Koforidua (Ghana): Their project might not sound like much: The college students today launched a tiny model of a satellite the size of a Coke can on a big yellow balloon. It went aloft to a height of 165 meters and then came back down attached to a red parachute.
Yet in this developing West African country, ambitious organisers, who recently launched the Ghana Space Science and Technology Center, see the test as a sign of bigger things to come.
"We hope that this practical demonstration of what can be done by students like them will generate more enthusiasm, fire up their imagination to come up with more creative things, and show that it`s possible that they`ll one day be able to launch their own real satellite into orbit," said Prosper Kofi Ashilevi, director of the space center that marked its one-year anniversary earlier this month.
The effort has drawn some skepticism, acknowledged Samuel H Donkor, the president of All Nations University.
"They think it is a pipe dream, a waste of money," said Donkor, who has directed USD 50,000 to the program.
But Ashilevi, the space center director, said it was essential for local universities to train students with a passion for space.
"Some wonder why we couldn`t concentrate on our problems of water, sanitation, health, all those things.
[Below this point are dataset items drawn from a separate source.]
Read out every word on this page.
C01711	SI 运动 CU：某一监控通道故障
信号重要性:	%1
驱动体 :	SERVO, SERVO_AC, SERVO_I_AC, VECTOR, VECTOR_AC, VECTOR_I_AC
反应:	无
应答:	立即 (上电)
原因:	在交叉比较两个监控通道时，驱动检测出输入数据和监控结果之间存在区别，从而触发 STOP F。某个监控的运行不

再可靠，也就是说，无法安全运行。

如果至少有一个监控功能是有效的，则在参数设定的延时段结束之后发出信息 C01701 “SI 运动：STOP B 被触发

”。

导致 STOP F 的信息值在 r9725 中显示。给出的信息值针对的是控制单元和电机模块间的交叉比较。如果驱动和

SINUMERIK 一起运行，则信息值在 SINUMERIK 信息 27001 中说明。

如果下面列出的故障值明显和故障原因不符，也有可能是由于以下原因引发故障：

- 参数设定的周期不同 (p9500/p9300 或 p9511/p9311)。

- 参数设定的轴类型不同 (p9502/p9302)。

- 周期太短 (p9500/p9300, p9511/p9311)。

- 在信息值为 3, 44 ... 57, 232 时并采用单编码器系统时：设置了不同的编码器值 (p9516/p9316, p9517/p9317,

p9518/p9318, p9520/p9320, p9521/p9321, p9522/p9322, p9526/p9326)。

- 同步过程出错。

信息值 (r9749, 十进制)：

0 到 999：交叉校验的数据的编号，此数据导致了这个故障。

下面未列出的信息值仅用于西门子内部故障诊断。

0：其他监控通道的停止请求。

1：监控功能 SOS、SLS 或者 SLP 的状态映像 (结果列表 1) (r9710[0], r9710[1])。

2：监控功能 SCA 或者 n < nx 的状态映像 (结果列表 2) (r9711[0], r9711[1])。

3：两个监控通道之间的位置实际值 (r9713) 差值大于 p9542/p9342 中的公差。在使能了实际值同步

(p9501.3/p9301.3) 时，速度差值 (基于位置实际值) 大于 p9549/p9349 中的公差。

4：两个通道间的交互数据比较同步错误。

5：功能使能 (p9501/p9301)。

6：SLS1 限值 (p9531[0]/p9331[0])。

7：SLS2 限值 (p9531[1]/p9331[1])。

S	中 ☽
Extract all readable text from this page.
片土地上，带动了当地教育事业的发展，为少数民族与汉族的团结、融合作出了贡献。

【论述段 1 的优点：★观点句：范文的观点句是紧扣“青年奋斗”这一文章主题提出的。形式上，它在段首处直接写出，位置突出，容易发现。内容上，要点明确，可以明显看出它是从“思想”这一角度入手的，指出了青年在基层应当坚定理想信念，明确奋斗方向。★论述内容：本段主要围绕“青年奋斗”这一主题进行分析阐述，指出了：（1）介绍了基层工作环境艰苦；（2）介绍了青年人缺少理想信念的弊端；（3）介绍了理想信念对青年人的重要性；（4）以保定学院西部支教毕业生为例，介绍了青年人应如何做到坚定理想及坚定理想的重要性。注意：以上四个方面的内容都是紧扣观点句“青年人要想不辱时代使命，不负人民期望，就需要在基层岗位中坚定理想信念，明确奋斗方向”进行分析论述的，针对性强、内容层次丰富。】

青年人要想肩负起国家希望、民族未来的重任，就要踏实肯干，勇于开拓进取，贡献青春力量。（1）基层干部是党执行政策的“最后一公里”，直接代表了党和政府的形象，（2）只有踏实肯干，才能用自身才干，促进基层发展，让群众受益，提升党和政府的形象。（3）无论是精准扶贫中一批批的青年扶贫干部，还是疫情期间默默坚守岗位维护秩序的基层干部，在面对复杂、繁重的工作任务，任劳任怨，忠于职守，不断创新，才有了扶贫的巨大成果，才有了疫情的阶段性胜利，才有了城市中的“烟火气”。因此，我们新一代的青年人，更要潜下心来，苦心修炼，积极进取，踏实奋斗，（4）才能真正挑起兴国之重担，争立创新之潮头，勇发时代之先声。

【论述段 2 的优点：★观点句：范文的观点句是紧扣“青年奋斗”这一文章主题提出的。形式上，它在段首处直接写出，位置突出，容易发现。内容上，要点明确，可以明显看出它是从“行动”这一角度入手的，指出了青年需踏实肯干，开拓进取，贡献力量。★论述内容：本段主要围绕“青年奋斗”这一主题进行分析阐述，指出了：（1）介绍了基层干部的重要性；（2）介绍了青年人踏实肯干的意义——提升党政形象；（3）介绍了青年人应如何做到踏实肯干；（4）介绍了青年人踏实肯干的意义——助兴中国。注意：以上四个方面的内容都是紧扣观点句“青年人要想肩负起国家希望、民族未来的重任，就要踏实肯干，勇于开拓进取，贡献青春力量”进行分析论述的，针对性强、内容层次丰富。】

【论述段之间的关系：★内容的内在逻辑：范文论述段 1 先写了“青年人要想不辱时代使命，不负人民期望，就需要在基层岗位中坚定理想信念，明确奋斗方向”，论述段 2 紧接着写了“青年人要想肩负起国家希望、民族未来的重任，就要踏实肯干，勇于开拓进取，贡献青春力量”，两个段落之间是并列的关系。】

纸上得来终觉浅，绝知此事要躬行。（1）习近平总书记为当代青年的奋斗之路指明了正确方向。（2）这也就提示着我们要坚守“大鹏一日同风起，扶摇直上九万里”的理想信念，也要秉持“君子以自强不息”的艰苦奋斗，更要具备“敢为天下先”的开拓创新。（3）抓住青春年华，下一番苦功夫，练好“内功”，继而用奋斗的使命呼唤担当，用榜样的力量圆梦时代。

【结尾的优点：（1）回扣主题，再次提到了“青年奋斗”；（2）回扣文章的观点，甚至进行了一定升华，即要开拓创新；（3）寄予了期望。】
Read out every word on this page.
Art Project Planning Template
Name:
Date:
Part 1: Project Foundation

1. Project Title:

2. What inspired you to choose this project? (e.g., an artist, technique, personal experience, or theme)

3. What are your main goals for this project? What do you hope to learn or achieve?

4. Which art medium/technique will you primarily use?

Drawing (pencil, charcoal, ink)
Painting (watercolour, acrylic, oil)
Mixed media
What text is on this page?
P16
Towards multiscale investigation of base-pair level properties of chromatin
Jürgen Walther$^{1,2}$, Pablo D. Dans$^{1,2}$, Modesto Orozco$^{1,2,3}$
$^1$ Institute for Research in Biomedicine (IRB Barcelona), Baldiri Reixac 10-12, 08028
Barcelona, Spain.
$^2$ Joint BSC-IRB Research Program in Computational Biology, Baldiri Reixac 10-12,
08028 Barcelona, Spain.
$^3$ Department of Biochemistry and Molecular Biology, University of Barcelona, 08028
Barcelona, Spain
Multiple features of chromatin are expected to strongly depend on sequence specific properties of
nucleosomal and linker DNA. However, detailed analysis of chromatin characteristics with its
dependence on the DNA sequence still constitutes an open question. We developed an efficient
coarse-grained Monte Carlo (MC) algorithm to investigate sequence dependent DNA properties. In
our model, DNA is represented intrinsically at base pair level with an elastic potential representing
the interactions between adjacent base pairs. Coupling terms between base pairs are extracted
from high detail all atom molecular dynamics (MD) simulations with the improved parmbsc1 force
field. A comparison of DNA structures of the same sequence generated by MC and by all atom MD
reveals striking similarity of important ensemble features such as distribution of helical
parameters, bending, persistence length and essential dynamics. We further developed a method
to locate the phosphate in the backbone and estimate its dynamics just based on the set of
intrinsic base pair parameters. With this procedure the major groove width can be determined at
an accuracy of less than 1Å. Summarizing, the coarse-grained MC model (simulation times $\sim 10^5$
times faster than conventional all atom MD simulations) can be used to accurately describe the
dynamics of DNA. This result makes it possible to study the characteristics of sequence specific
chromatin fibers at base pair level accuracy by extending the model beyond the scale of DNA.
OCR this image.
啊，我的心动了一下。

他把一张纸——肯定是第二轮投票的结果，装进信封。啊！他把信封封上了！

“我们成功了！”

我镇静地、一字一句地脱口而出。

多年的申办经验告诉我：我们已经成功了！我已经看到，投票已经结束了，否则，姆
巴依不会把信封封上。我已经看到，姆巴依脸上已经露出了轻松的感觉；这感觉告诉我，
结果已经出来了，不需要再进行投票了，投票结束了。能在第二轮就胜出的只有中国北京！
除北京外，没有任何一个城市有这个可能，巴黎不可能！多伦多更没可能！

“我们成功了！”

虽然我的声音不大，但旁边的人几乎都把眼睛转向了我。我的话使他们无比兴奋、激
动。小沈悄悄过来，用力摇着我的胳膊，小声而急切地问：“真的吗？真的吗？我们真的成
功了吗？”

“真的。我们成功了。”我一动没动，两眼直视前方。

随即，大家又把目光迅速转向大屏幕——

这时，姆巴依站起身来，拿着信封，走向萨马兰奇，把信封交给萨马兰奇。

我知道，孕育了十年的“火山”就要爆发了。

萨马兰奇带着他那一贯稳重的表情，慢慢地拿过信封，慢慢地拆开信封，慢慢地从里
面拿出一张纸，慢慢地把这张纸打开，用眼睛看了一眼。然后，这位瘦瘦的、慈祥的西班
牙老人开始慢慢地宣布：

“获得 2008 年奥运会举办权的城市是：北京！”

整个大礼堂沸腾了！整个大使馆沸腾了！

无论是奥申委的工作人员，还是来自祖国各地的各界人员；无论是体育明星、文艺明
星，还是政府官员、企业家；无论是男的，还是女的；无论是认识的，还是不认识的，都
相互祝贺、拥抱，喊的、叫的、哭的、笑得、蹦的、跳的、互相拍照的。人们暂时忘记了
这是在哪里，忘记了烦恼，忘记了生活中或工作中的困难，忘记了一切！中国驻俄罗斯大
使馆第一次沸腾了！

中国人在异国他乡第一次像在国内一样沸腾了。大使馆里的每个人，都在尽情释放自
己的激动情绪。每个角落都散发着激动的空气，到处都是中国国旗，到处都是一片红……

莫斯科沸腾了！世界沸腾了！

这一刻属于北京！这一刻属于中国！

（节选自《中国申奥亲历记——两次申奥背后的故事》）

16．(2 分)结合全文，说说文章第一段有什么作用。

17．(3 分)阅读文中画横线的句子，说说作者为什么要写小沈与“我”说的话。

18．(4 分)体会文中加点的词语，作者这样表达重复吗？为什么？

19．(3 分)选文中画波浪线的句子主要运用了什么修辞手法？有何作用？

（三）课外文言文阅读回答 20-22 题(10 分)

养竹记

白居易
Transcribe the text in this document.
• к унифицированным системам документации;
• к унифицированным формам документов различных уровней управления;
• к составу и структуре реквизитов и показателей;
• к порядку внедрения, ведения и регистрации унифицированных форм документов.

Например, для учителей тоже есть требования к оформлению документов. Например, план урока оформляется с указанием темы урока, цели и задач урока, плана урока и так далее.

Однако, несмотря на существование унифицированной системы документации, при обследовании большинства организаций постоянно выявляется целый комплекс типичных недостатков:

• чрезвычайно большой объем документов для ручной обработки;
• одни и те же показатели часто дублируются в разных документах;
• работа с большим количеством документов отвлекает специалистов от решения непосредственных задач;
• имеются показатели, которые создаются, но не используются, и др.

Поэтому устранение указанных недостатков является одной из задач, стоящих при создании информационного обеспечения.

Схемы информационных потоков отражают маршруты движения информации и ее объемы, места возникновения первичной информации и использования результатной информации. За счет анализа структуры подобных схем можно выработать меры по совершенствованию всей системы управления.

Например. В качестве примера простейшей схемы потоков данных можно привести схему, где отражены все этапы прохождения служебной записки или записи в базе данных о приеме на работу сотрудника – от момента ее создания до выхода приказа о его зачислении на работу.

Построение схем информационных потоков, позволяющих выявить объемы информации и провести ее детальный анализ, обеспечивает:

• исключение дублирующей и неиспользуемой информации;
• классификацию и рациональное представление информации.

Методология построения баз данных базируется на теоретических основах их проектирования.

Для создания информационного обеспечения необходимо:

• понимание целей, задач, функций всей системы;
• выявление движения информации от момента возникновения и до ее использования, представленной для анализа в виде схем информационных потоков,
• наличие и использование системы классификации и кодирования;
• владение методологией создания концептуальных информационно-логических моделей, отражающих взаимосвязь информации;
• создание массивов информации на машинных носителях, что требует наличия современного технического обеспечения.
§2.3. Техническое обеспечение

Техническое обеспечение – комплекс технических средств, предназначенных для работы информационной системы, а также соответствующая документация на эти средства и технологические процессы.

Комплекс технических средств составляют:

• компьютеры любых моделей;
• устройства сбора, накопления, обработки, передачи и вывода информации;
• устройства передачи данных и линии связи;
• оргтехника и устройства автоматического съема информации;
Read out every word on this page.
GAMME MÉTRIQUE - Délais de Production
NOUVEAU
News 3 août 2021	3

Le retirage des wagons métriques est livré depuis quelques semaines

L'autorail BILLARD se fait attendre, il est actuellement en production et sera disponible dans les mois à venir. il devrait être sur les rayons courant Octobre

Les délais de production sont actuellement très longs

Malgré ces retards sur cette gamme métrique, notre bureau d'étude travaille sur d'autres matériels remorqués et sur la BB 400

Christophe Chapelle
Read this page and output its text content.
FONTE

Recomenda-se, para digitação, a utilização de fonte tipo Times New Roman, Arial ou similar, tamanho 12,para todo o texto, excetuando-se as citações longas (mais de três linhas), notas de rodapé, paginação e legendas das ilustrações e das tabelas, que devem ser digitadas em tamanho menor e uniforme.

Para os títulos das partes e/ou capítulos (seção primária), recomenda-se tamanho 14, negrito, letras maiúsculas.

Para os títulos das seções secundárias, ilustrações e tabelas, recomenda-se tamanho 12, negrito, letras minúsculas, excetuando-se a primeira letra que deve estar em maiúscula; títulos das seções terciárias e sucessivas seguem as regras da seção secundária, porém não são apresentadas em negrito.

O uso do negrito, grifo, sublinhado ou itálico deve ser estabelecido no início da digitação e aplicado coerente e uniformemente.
I categorically disagree," he said. "Space will help African countries who are very serious with it to leapfrog their development because it cuts across all sectors of the economy."
Experts say Ghana is probably a good five years or more from developing its own operational satellites, which could one day be used to confront everything from natural disasters to the smuggling of natural resources.
Today`s project, though, started at All Nations University with just a big balloon to carry aloft the miniature model of a satellite, known as a Deployable CanSat.
The device reached a height of about 165 meters, just shy of their 200-meter goal.
Owen Hawkins, business development manager for Surrey Satellite Technology in the United Kingdom, called today`s project "very, very exciting."
"Ghana is quite a small country and they`re already punching above their weight by doing things like that," Hawkins said.